Paul Monte/New Atlas

The driving experience on the updated X turned out to be much the same as before, and I had as much fun as I did with the original.

There are a number of fairly steep inclines on the 2 mile (3.2 km) journey from my house to the local train station, but it’s mostly downhill one way. Of course, that means getting home can be quite a challenge on a non-motorized bike, but less so with the X thanks to the combination of pedal assist and mechanical gears. That said, the more demanding hills required quite a bit of rider effort as the engine limits were reached.

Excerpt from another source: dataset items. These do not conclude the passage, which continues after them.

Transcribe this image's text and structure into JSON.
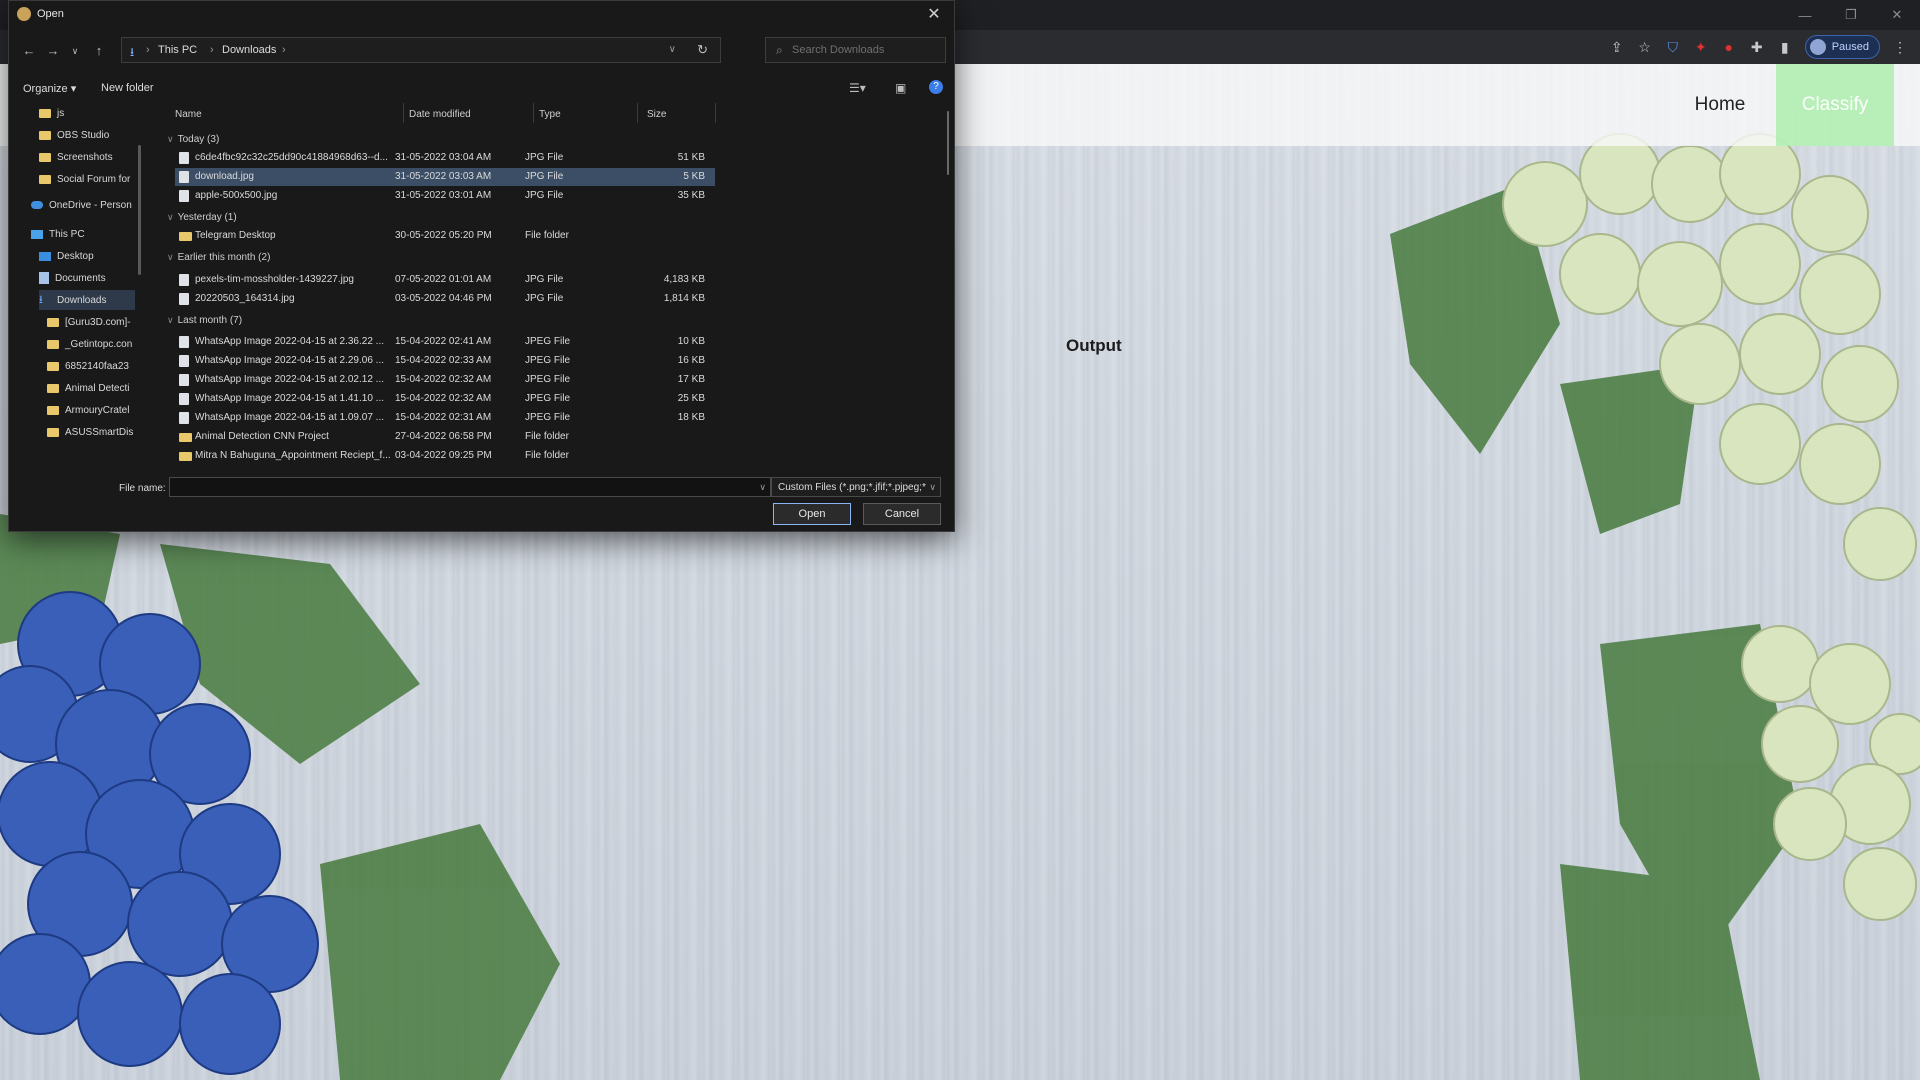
{
  "browser": {
    "window_controls": [
      "—",
      "❐",
      "✕"
    ],
    "paused_label": "Paused",
    "extension_icons": [
      "share-icon",
      "star-icon",
      "shield-icon",
      "tp-icon",
      "red-circle-icon",
      "puzzle-icon",
      "sidebar-icon"
    ],
    "menu_glyph": "⋮"
  },
  "webpage": {
    "nav": {
      "home": "Home",
      "classify": "Classify"
    },
    "output_label": "Output",
    "colors": {
      "classify_bg": "#a4eca4",
      "navbar_bg": "#f8f8f8"
    }
  },
  "dialog": {
    "title": "Open",
    "close_glyph": "✕",
    "address": {
      "crumbs": [
        "This PC",
        "Downloads"
      ],
      "sep": "›"
    },
    "search_placeholder": "Search Downloads",
    "commands": {
      "organize": "Organize ▾",
      "new_folder": "New folder"
    },
    "help_glyph": "?",
    "nav_pane": [
      {
        "label": "js",
        "icon": "folder-icon"
      },
      {
        "label": "OBS Studio",
        "icon": "folder-icon"
      },
      {
        "label": "Screenshots",
        "icon": "folder-icon"
      },
      {
        "label": "Social Forum for",
        "icon": "folder-icon"
      },
      {
        "label": "OneDrive - Person",
        "icon": "cloud-icon"
      },
      {
        "label": "This PC",
        "icon": "pc-icon"
      },
      {
        "label": "Desktop",
        "icon": "desktop-icon"
      },
      {
        "label": "Documents",
        "icon": "documents-icon"
      },
      {
        "label": "Downloads",
        "icon": "download-icon",
        "selected": true
      },
      {
        "label": "[Guru3D.com]-",
        "icon": "folder-icon"
      },
      {
        "label": "_Getintopc.con",
        "icon": "folder-icon"
      },
      {
        "label": "6852140faa23",
        "icon": "folder-icon"
      },
      {
        "label": "Animal Detecti",
        "icon": "folder-icon"
      },
      {
        "label": "ArmouryCratel",
        "icon": "folder-icon"
      },
      {
        "label": "ASUSSmartDis",
        "icon": "folder-icon"
      }
    ],
    "columns": {
      "name": "Name",
      "date": "Date modified",
      "type": "Type",
      "size": "Size"
    },
    "groups": [
      {
        "label": "Today (3)",
        "files": [
          {
            "name": "c6de4fbc92c32c25dd90c41884968d63--d...",
            "date": "31-05-2022 03:04 AM",
            "type": "JPG File",
            "size": "51 KB",
            "folder": false
          },
          {
            "name": "download.jpg",
            "date": "31-05-2022 03:03 AM",
            "type": "JPG File",
            "size": "5 KB",
            "folder": false,
            "selected": true
          },
          {
            "name": "apple-500x500.jpg",
            "date": "31-05-2022 03:01 AM",
            "type": "JPG File",
            "size": "35 KB",
            "folder": false
          }
        ]
      },
      {
        "label": "Yesterday (1)",
        "files": [
          {
            "name": "Telegram Desktop",
            "date": "30-05-2022 05:20 PM",
            "type": "File folder",
            "size": "",
            "folder": true
          }
        ]
      },
      {
        "label": "Earlier this month (2)",
        "files": [
          {
            "name": "pexels-tim-mossholder-1439227.jpg",
            "date": "07-05-2022 01:01 AM",
            "type": "JPG File",
            "size": "4,183 KB",
            "folder": false
          },
          {
            "name": "20220503_164314.jpg",
            "date": "03-05-2022 04:46 PM",
            "type": "JPG File",
            "size": "1,814 KB",
            "folder": false
          }
        ]
      },
      {
        "label": "Last month (7)",
        "files": [
          {
            "name": "WhatsApp Image 2022-04-15 at 2.36.22 ...",
            "date": "15-04-2022 02:41 AM",
            "type": "JPEG File",
            "size": "10 KB",
            "folder": false
          },
          {
            "name": "WhatsApp Image 2022-04-15 at 2.29.06 ...",
            "date": "15-04-2022 02:33 AM",
            "type": "JPEG File",
            "size": "16 KB",
            "folder": false
          },
          {
            "name": "WhatsApp Image 2022-04-15 at 2.02.12 ...",
            "date": "15-04-2022 02:32 AM",
            "type": "JPEG File",
            "size": "17 KB",
            "folder": false
          },
          {
            "name": "WhatsApp Image 2022-04-15 at 1.41.10 ...",
            "date": "15-04-2022 02:32 AM",
            "type": "JPEG File",
            "size": "25 KB",
            "folder": false
          },
          {
            "name": "WhatsApp Image 2022-04-15 at 1.09.07 ...",
            "date": "15-04-2022 02:31 AM",
            "type": "JPEG File",
            "size": "18 KB",
            "folder": false
          },
          {
            "name": "Animal Detection CNN Project",
            "date": "27-04-2022 06:58 PM",
            "type": "File folder",
            "size": "",
            "folder": true
          },
          {
            "name": "Mitra N Bahuguna_Appointment Reciept_f...",
            "date": "03-04-2022 09:25 PM",
            "type": "File folder",
            "size": "",
            "folder": true
          }
        ]
      }
    ],
    "file_name_label": "File name:",
    "file_name_value": "",
    "file_type_filter": "Custom Files (*.png;*.jfif;*.pjpeg;*",
    "open_button": "Open",
    "cancel_button": "Cancel"
  }
}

The addition of PAS 0 was really welcome, and meant that I could cycle using just Shimano gears and didn’t have to stop, get off and enter the passcode to turn on the motor for pedal assistance. The V1 model’s S-Ride shifter worked well enough, but the new Shimano shifter made for noticeably smoother mechanical shifts. And the new grips were much softer on the hands.

The premium look sparked even more conversations than before when I stopped to take pictures. While many talking points were about e-bikes in general, there were signs of approval of the three-step quick-folding process, the seat tube battery proved a winner, and the useful mixed riding range by Charging around 50 miles from the single battery was welcomed.

The Fiido X turned heads and got people talking
The Fiido X turned heads and got people talking

Paul Monte/New Atlas

At the end of the line

Unfortunately, safety-related product recalls occur with alarming regularity – with relatively recent and high-profile examples including Phillips (toxic foam in some respirators), Samsung (risk of fire/burning of the Galaxy Note 7 smartphone battery), Platoon (risk of traction injuries for his treadmill) and Toyota (where the bZ4X electric car hub bolts could loosen and cause the wheel to come off).

Luckily, no one has been harmed by the frame/hinge issues of the X – or more recently the T1 utility e-bike (another frame issue that Fiido attributed to an early design flaw that has since been fixed with reinforcements , according to a report by Electrek).

In both cases, Fiido responded very quickly to user reports, developed and tested solutions, and rolled out updated e-bikes to affected riders. Concerned about safety and durability, the young company is now recovering from these design disasters and looking to move forward.

The healthy sprinkling of Model X V2 upgrades makes this folding e-bike even better than the original, while maintaining the same attractive price of US$1,799 (even better when the current discount code is applied).